“La violenza non è affatto sotto controllo a Cabo Delgado”. I gruppi armati continuano a imperversare nei villaggi settentrionali della costa mozambicana, “terrorizzando centinaia di famiglie in modo barbaro e senza scrupoli, armati di coltelli, machete e kalashnikov”. E il timore è che possano spostarsi ancora, scendendo verso sud. A parlarcene, da Nampula, è suor Laura Malnati, superiora regionale delle missionarie Comboniane in Mozambico, che confessa un grosso dubbio: seguendo la rotta dei giacimenti di gas “i terroristi, che non chiamerei jihadisti – dice – ma piuttosto persone interessate alle ricchezze del sottosuolo, potrebbero spingersi verso Pemba e ancora più giù”. A quel punto sarebbero incontrollabili.
Terra ambita dalle multinazionali. L’emergenza attuale in Mozambico riguarda anche “gli sfollati interni, oltre seimila persone fuggite dal porto di Mocimboa da Praia e giunte nella provincia di Nampula e a Balama, sempre a Cabo Delgado”. Dove sorge pure la miniera di grafite più grande del Paese. Storicamente Cabo Delgado è considerata la roccaforte della guerra di liberazione contro i portoghesi nel 1975; dal 2010 è la terra più ambita dalle multinazionali, poiché è diventata il maggior deposito di gas naturale del Mozambico. In particolare, da quando è stato scoperto il giacimento di Rovuma, nelle acque profonde dell’Oceano indiano.
L’accaparramento della terra. Un recente dossier della onlus Friends of the Earth spiega tutte le connessioni tra le industrie francesi e i giacimenti di gas. Da questa terra ricca gli abitanti fuggono costretti con la forza a lasciare un luogo “che scotta”: “Si tratta di una forma di violento land grabbing, accaparramento della terra”, sostengono diversi analisti e confermano le missionarie. Le suore comboniane si stanno adoperando da settimane per accogliere gli sfollati: “Operiamo su due fronti – afferma suor Laura –: una nostra comunità è presente a Balama, dove ci sono 1.200 sfollati, e noi stiamo distribuendo zucchero, riso e altri alimenti; da pochi giorni anche le coperte, perché inizia la stagione fredda”.

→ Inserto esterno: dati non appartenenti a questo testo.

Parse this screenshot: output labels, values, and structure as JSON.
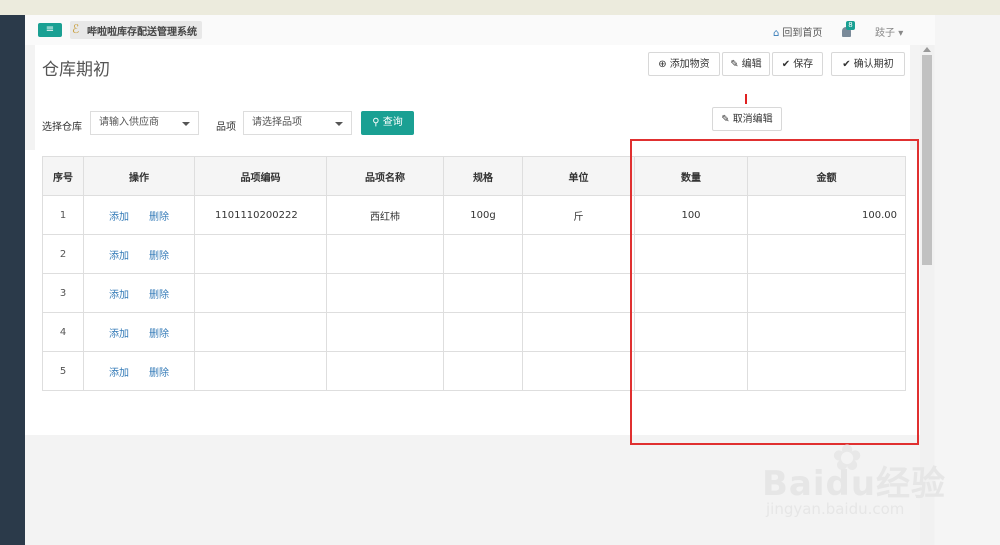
{
  "header": {
    "menu_icon": "bars-icon",
    "system_title": "哔啦啦库存配送管理系统",
    "home_label": "回到首页",
    "notification_count": "8",
    "user_name": "跂子",
    "user_caret": "▾"
  },
  "page": {
    "title": "仓库期初"
  },
  "toolbar": {
    "add_label": "添加物资",
    "edit_label": "编辑",
    "save_label": "保存",
    "confirm_label": "确认期初",
    "cancel_edit_label": "取消编辑"
  },
  "filters": {
    "warehouse_label": "选择仓库",
    "warehouse_placeholder": "请输入供应商",
    "item_label": "品项",
    "item_placeholder": "请选择品项",
    "query_label": "查询"
  },
  "table": {
    "columns": [
      "序号",
      "操作",
      "品项编码",
      "品项名称",
      "规格",
      "单位",
      "数量",
      "金额"
    ],
    "action_add": "添加",
    "action_delete": "删除",
    "rows": [
      {
        "index": "1",
        "code": "1101110200222",
        "name": "西红柿",
        "spec": "100g",
        "unit": "斤",
        "qty": "100",
        "amount": "100.00"
      },
      {
        "index": "2",
        "code": "",
        "name": "",
        "spec": "",
        "unit": "",
        "qty": "",
        "amount": ""
      },
      {
        "index": "3",
        "code": "",
        "name": "",
        "spec": "",
        "unit": "",
        "qty": "",
        "amount": ""
      },
      {
        "index": "4",
        "code": "",
        "name": "",
        "spec": "",
        "unit": "",
        "qty": "",
        "amount": ""
      },
      {
        "index": "5",
        "code": "",
        "name": "",
        "spec": "",
        "unit": "",
        "qty": "",
        "amount": ""
      }
    ]
  },
  "watermark": {
    "brand": "Baidu经验",
    "url": "jingyan.baidu.com"
  },
  "colors": {
    "accent": "#1aa093",
    "sidebar": "#2b3a4a",
    "link": "#337ab7",
    "highlight": "#e03030"
  }
}
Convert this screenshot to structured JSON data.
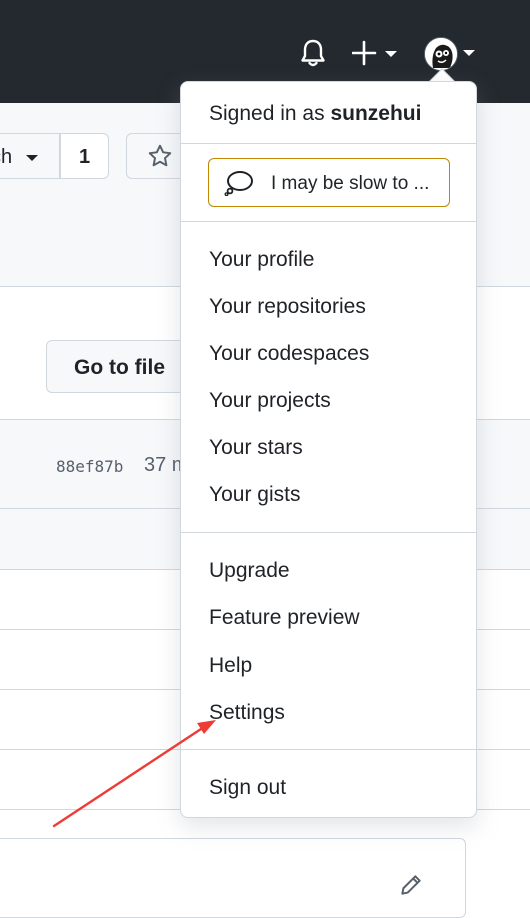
{
  "header": {
    "bell_icon": "bell-icon",
    "plus_icon": "plus-icon",
    "avatar_icon": "avatar"
  },
  "repo": {
    "branch_label": "ch",
    "count": "1",
    "go_to_file": "Go to file",
    "commit_hash": "88ef87b",
    "commit_age": "37 m"
  },
  "menu": {
    "signed_in_prefix": "Signed in as",
    "username": "sunzehui",
    "status_text": "I may be slow to ...",
    "section1": [
      "Your profile",
      "Your repositories",
      "Your codespaces",
      "Your projects",
      "Your stars",
      "Your gists"
    ],
    "section2": [
      "Upgrade",
      "Feature preview",
      "Help",
      "Settings"
    ],
    "sign_out": "Sign out"
  },
  "colors": {
    "header_bg": "#24292f",
    "status_border": "#bf8700",
    "annotation_arrow": "#ef3b35"
  }
}
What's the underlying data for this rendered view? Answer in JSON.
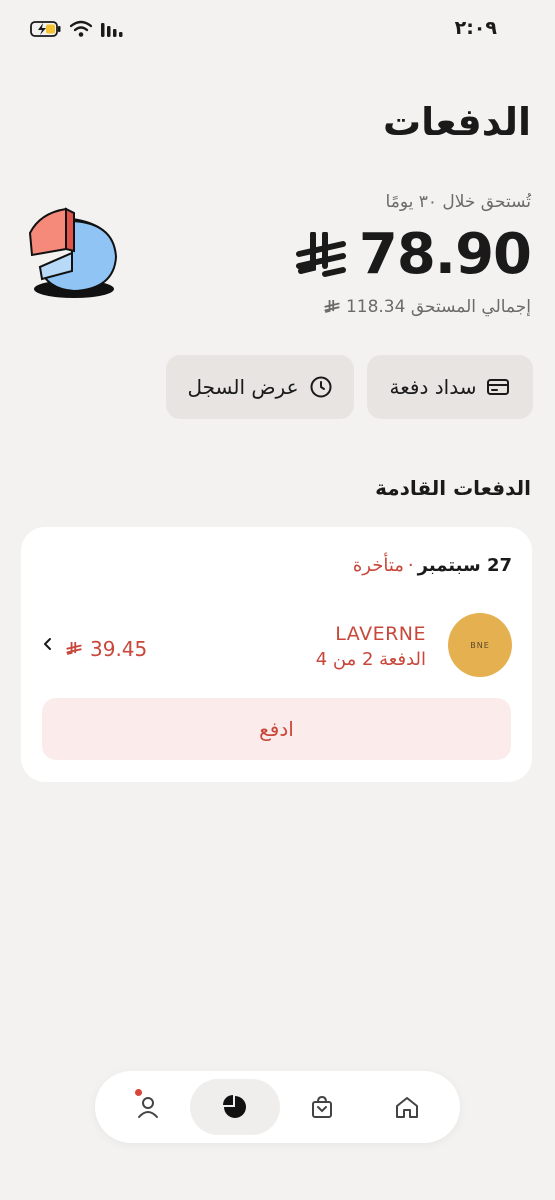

Un progetto concreto. L’altra comunità di comboniane è a Nampula, la provincia dove si sono riversati più rifugiati interni. “Assieme a padre Davide Guidi, nella parrocchia di Santa Cruz, abbiamo iniziato una distribuzione capillare di viveri”, racconta. Il progetto è quello di avviare un programma di microcredito per dare alle donne la possibilità di produrre da sé biscotti o piccoli oggetti in stoffa con la capulana, la tela tradizionale africana. “Questi gruppi reclutano giovani disoccupati in cerca di soldi facili – precisa suor Laura e conferma suor Rita Zaninelli, sua consorella a Nampula –. Una volta capito che il loro compito è uccidere, i ragazzini tentano di sottrarsi alle bande armate, a quel punto li fanno sparire, non tornano più a casa”.
Anche i militari scappano. La storia della violenza settaria in Mozambico ha avuto inizio tre anni fa, ma si è intensificata negli ultimi sei mesi. I terroristi si sono dati un’etichetta islamista, ma hanno ben altri scopi, dicono i missionari e lo conferma il vescovo di Pemba, mons. Luiz Fernando Lisboa, in diverse interviste. Si fanno chiamare con nomi che riecheggiano altri grandi gruppi islamisti (Ahlu Sunnah Wa-Jammá) ma poco c’entrano con la religione. La loro strategia è “cacciare gli abitanti dalle terre sotto scacco, perché ricche di giacimenti di gas e anche di pietre preziose”. Il distretto di Montepuez è ricco di rubini, ad esempio. L’ulteriore problema del Mozambico è che l’esercito interviene in modo sporadico e non risolutivo: molti militari sono giovanissimi e non sono formati per affrontare un simile pericolo. “La gente ci racconta che i soldati scappano assieme a loro – conferma ancora la superiora delle comboniane –, sono ragazzini e sanno che, se non scapperanno, verranno uccisi”.